日本脳炎は、日本脳炎ウイルスに感染した蚊の一種である、コガタアカイエカに刺されることで感染する疾患で、感染した人の0.1%〜1%、つまり100人〜1000人感染して1人程度が日本脳炎を発症するといわれています。低い確率のようにも思いますが、一度発症してしまうと2割から4割程度の人が死に至り、死を免れてもそのうち半数以上の方に何らかの深刻な後遺症が残ると考えられています。

日本では主にこの日本脳炎ウイルスに感染した豚を刺して血を吸った蚊に、ヒトが刺されることで感染し、刺されてからの潜伏期間は6〜16日間といわれています。症状としては、いきなり高い熱が出たり、頭の痛み、嘔吐、痙攣といったものが出現し、意識障害を起こしたり身体の麻痺といった神経系の障害を起こします。

どうやって治療するの?

このように日本脳炎はウイルスによる感染症であるため、発症してしまうと特効薬はなく、対症療法での治療ということになります。

先に述べた通り、日本でも子供や高齢者を中心として、例えば1960年代には一年に1000人もの患者が発生していたのですが、予防接種の普及により劇的に減少し、2013年には9人の発生にとどまっています。しかし、いまだに完全にゼロではなく、政府の調査によると日本脳炎ウイルスを持った蚊は今でも毎年発生していて、日本国内でも日本脳炎に罹患してしまう可能性があると考えられています。

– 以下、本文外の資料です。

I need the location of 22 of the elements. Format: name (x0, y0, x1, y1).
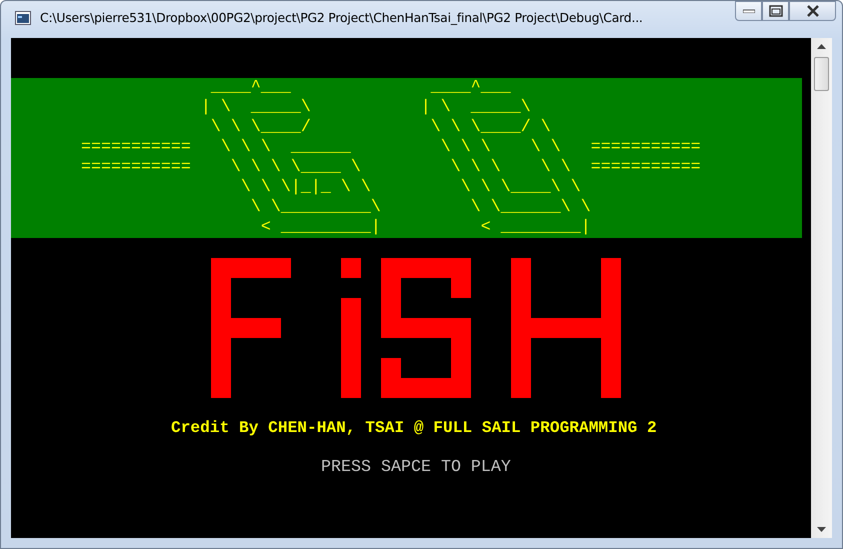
credit-text: Credit By CHEN-HAN, TSAI @ FULL SAIL PROGRAMMING 2 (171, 418, 657, 438)
window-title: C:\Users\pierre531\Dropbox\00PG2\project\PG2 Project\ChenHanTsai_final\PG2 Project\Debug\Card... (40, 10, 644, 25)
scroll-thumb[interactable] (814, 57, 830, 91)
ascii-art-line: =========== \ \ \ \____ \ \ \ \ \ \ =========== (80, 158, 701, 178)
vertical-scrollbar[interactable] (811, 38, 832, 538)
ascii-art-line: < _________| < ________| (260, 218, 591, 238)
ascii-art-line: ____^___ ____^___ (210, 78, 511, 98)
console-app-icon (15, 11, 31, 25)
ascii-art-line: | \ _____\ | \ _____\ (200, 98, 531, 118)
close-button[interactable] (789, 1, 836, 21)
ascii-art-line: =========== \ \ \ ______ \ \ \ \ \ =========== (80, 138, 701, 158)
ascii-art-line: \ \_________\ \ \______\ \ (250, 198, 591, 218)
press-to-play-text: PRESS SAPCE TO PLAY (321, 458, 511, 478)
minimize-icon (742, 9, 754, 13)
maximize-button[interactable] (762, 1, 789, 21)
scroll-up-icon[interactable] (817, 44, 826, 49)
scroll-down-icon[interactable] (817, 527, 826, 532)
maximize-icon (768, 5, 782, 17)
ascii-art-line: \ \ \|_|_ \ \ \ \ \____\ \ (240, 178, 581, 198)
ascii-art-line: \ \ \____/ \ \ \____/ \ (210, 118, 551, 138)
minimize-button[interactable] (735, 1, 762, 21)
close-icon (806, 5, 820, 17)
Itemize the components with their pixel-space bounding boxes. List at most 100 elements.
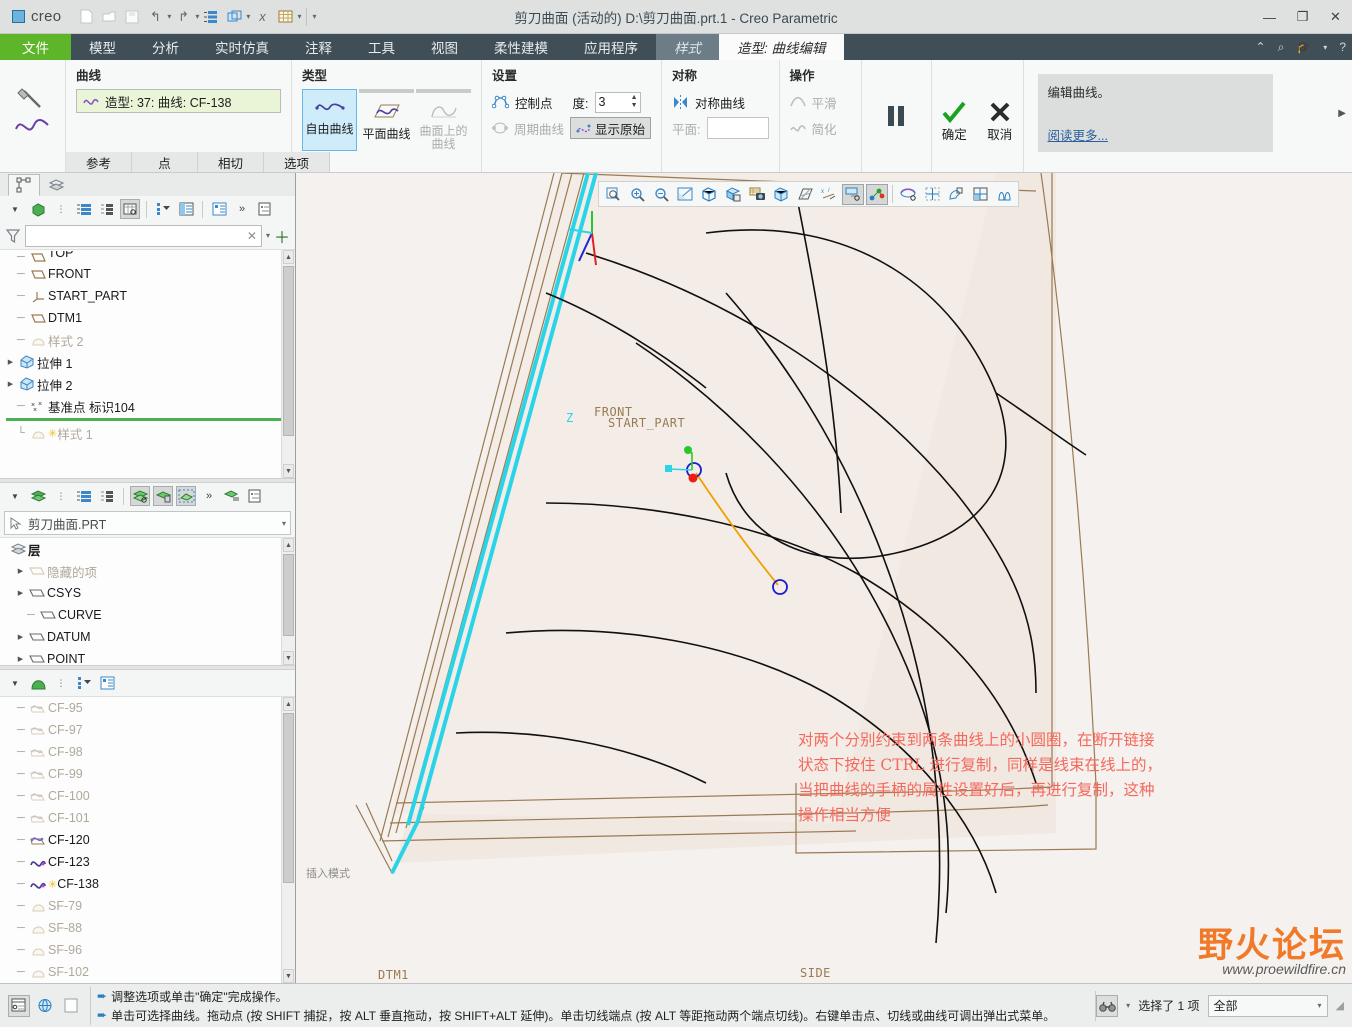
repaint-icon[interactable] <box>223 6 245 28</box>
collapse-ribbon-icon[interactable]: ⌃ <box>1256 40 1266 54</box>
style-surface-icon[interactable] <box>28 673 48 693</box>
style-row-cf-123[interactable]: ─ CF-123 <box>0 851 295 873</box>
tab-styling-curve-edit[interactable]: 造型: 曲线编辑 <box>719 34 844 60</box>
add-filter-icon[interactable]: ＋ <box>274 224 290 248</box>
expand-more-icon[interactable]: » <box>232 199 252 219</box>
style-row-cf-101[interactable]: ─ CF-101 <box>0 807 295 829</box>
ok-button[interactable]: 确定 <box>932 60 978 172</box>
show-dropdown-icon[interactable]: ▼ <box>5 486 25 506</box>
symmetry-plane-field[interactable] <box>706 117 769 139</box>
layer-view-icon[interactable] <box>993 184 1015 205</box>
chevron-down-icon[interactable]: ▾ <box>1318 1001 1322 1010</box>
close-window-icon[interactable]: x <box>251 6 273 28</box>
grid-icon[interactable] <box>921 184 943 205</box>
tree-row-top[interactable]: ─ TOP <box>0 251 295 263</box>
graphics-viewport[interactable]: x / FRONT START_PART DTM1 SIDE Z 对两个分别约束到… <box>296 173 1352 983</box>
model-tree-search-input[interactable]: ✕ <box>25 224 262 247</box>
layer-columns-icon[interactable] <box>97 486 117 506</box>
open-file-icon[interactable] <box>98 6 120 28</box>
blank-page-icon[interactable] <box>60 995 82 1017</box>
expand-more-icon[interactable]: » <box>199 486 219 506</box>
minimize-button[interactable]: — <box>1253 0 1286 34</box>
scroll-down-arrow[interactable]: ▼ <box>283 464 294 479</box>
help-icon[interactable]: ? <box>1339 40 1346 54</box>
section-icon[interactable] <box>969 184 991 205</box>
tree-expander[interactable]: ▶ <box>14 655 27 663</box>
style-tree-scrollbar[interactable]: ▲ ▼ <box>281 697 295 984</box>
style-row-sf-96[interactable]: ─ SF-96 <box>0 939 295 961</box>
subtab-options[interactable]: 选项 <box>264 152 330 172</box>
tab-flexible-modeling[interactable]: 柔性建模 <box>476 34 566 60</box>
perspective-icon[interactable] <box>794 184 816 205</box>
global-icon[interactable] <box>34 995 56 1017</box>
redo-dropdown-icon[interactable]: ▾ <box>195 12 199 21</box>
scroll-up-arrow[interactable]: ▲ <box>283 250 294 265</box>
tree-expander[interactable]: ▶ <box>14 589 27 597</box>
undo-dropdown-icon[interactable]: ▾ <box>167 12 171 21</box>
more-options-icon[interactable]: ⋮ <box>51 486 71 506</box>
tab-file[interactable]: 文件 <box>0 34 71 60</box>
tab-view[interactable]: 视图 <box>413 34 476 60</box>
more-options-icon[interactable]: ⋮ <box>51 673 71 693</box>
resize-grip-icon[interactable]: ◢ <box>1336 999 1344 1012</box>
style-copy-icon[interactable] <box>97 673 117 693</box>
tree-expander[interactable]: ▶ <box>4 380 17 388</box>
tree-list-icon[interactable] <box>74 199 94 219</box>
point-display-icon[interactable] <box>866 183 888 205</box>
layer-root-row[interactable]: 层 <box>0 538 295 560</box>
tab-live-simulation[interactable]: 实时仿真 <box>197 34 287 60</box>
tree-export-icon[interactable] <box>255 199 275 219</box>
tree-row-extrude-1[interactable]: ▶ 拉伸 1 <box>0 351 295 373</box>
maximize-button[interactable]: ❐ <box>1286 0 1319 34</box>
layer-row-datum[interactable]: ▶ DATUM <box>0 626 295 648</box>
style-row-cf-120[interactable]: ─ CF-120 <box>0 829 295 851</box>
layer-settings-icon[interactable] <box>222 486 242 506</box>
named-views-icon[interactable] <box>698 184 720 205</box>
tree-row-front[interactable]: ─ FRONT <box>0 263 295 285</box>
display-style-icon[interactable] <box>770 184 792 205</box>
nav-tab-model-tree[interactable] <box>8 174 40 197</box>
tree-columns-icon[interactable] <box>97 199 117 219</box>
layer-export-icon[interactable] <box>245 486 265 506</box>
style-row-sf-102[interactable]: ─ SF-102 <box>0 961 295 983</box>
layer-row-csys[interactable]: ▶ CSYS <box>0 582 295 604</box>
undo-icon[interactable]: ↰ <box>144 6 166 28</box>
control-points-label[interactable]: 控制点 <box>515 93 553 112</box>
tree-row-extrude-2[interactable]: ▶ 拉伸 2 <box>0 373 295 395</box>
cancel-button[interactable]: 取消 <box>977 60 1023 172</box>
read-more-link[interactable]: 阅读更多... <box>1048 125 1108 144</box>
regenerate-icon[interactable] <box>200 6 222 28</box>
save-view-snapshot-icon[interactable] <box>746 184 768 205</box>
scroll-thumb[interactable] <box>283 554 294 637</box>
tab-tools[interactable]: 工具 <box>350 34 413 60</box>
model-cube-icon[interactable] <box>28 199 48 219</box>
redo-icon[interactable]: ↱ <box>172 6 194 28</box>
type-planar-curve[interactable]: 平面曲线 <box>359 95 414 142</box>
more-options-icon[interactable]: ⋮ <box>51 199 71 219</box>
tree-row-dtm1[interactable]: ─ DTM1 <box>0 307 295 329</box>
selection-filter-combobox[interactable]: 全部 ▾ <box>1207 994 1328 1017</box>
repaint-dropdown-icon[interactable]: ▾ <box>246 12 250 21</box>
annotation-display-icon[interactable] <box>842 183 864 205</box>
layer-row-point[interactable]: ▶ POINT <box>0 648 295 665</box>
layer-display-icon[interactable] <box>130 486 150 507</box>
tree-row-datum-point[interactable]: ─ × × × 基准点 标识104 <box>0 395 295 417</box>
model-tree-scrollbar[interactable]: ▲ ▼ <box>281 250 295 479</box>
tab-model[interactable]: 模型 <box>71 34 134 60</box>
show-dropdown-icon[interactable]: ▼ <box>5 199 25 219</box>
style-row-cf-99[interactable]: ─ CF-99 <box>0 763 295 785</box>
subtab-tangency[interactable]: 相切 <box>198 152 264 172</box>
help-panel-expand-icon[interactable]: ▶ <box>1338 108 1346 119</box>
search-icon[interactable]: ⌕ <box>1278 40 1285 55</box>
tab-applications[interactable]: 应用程序 <box>566 34 656 60</box>
tree-row-style-2[interactable]: ─ 样式 2 <box>0 329 295 351</box>
scroll-up-arrow[interactable]: ▲ <box>283 538 294 553</box>
style-row-sf-79[interactable]: ─ SF-79 <box>0 895 295 917</box>
style-row-cf-95[interactable]: ─ CF-95 <box>0 697 295 719</box>
tree-expander[interactable]: ▶ <box>14 633 27 641</box>
spin-center-icon[interactable] <box>897 184 919 205</box>
layer-tree-scrollbar[interactable]: ▲ ▼ <box>281 538 295 666</box>
scroll-down-arrow[interactable]: ▼ <box>283 969 294 984</box>
style-tree[interactable]: ─ CF-95 ─ CF-97 ─ CF-98 ─ CF-99 ─ CF-100… <box>0 696 295 984</box>
style-row-cf-100[interactable]: ─ CF-100 <box>0 785 295 807</box>
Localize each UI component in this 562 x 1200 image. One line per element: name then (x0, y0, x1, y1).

また、世界的にも南アジア、東南アジアを中心として患者の発生が報告されており、現在でも1万人以上がこの日本脳炎で命を落としていると報告されています。

予防接種は効果アリ?

過去には日本脳炎ワクチンで重篤な副作用が出たことがあり、このワクチンに関して政府による積極的勧奨が行われなくなったこともありましたが、現在では新しいタイプのワクチンが開発されそちらが使用されるようになっています。

もちろん、ワクチンを接種することで副作用が出る場合もありますが、その多くは発疹や発熱といった一時的なものです。ただ、ADEM(急性散在性脳脊髄炎)とよばれる神経系の病気がワクチンで発生することも、70〜200万回に一度程度という低頻度ではありますが報告されています。

医師からのアドバイス

しかしワクチン接種をしていない6歳の児童では、その3割に日本脳炎の抗体が検出されたという報告もあり、発症の確率を考えるとやはり予防接種を受けないことはより大きなリスクを伴います。メリット、デメリットをよく考えて、医師と相談しながら予防接種を考えていきましょう。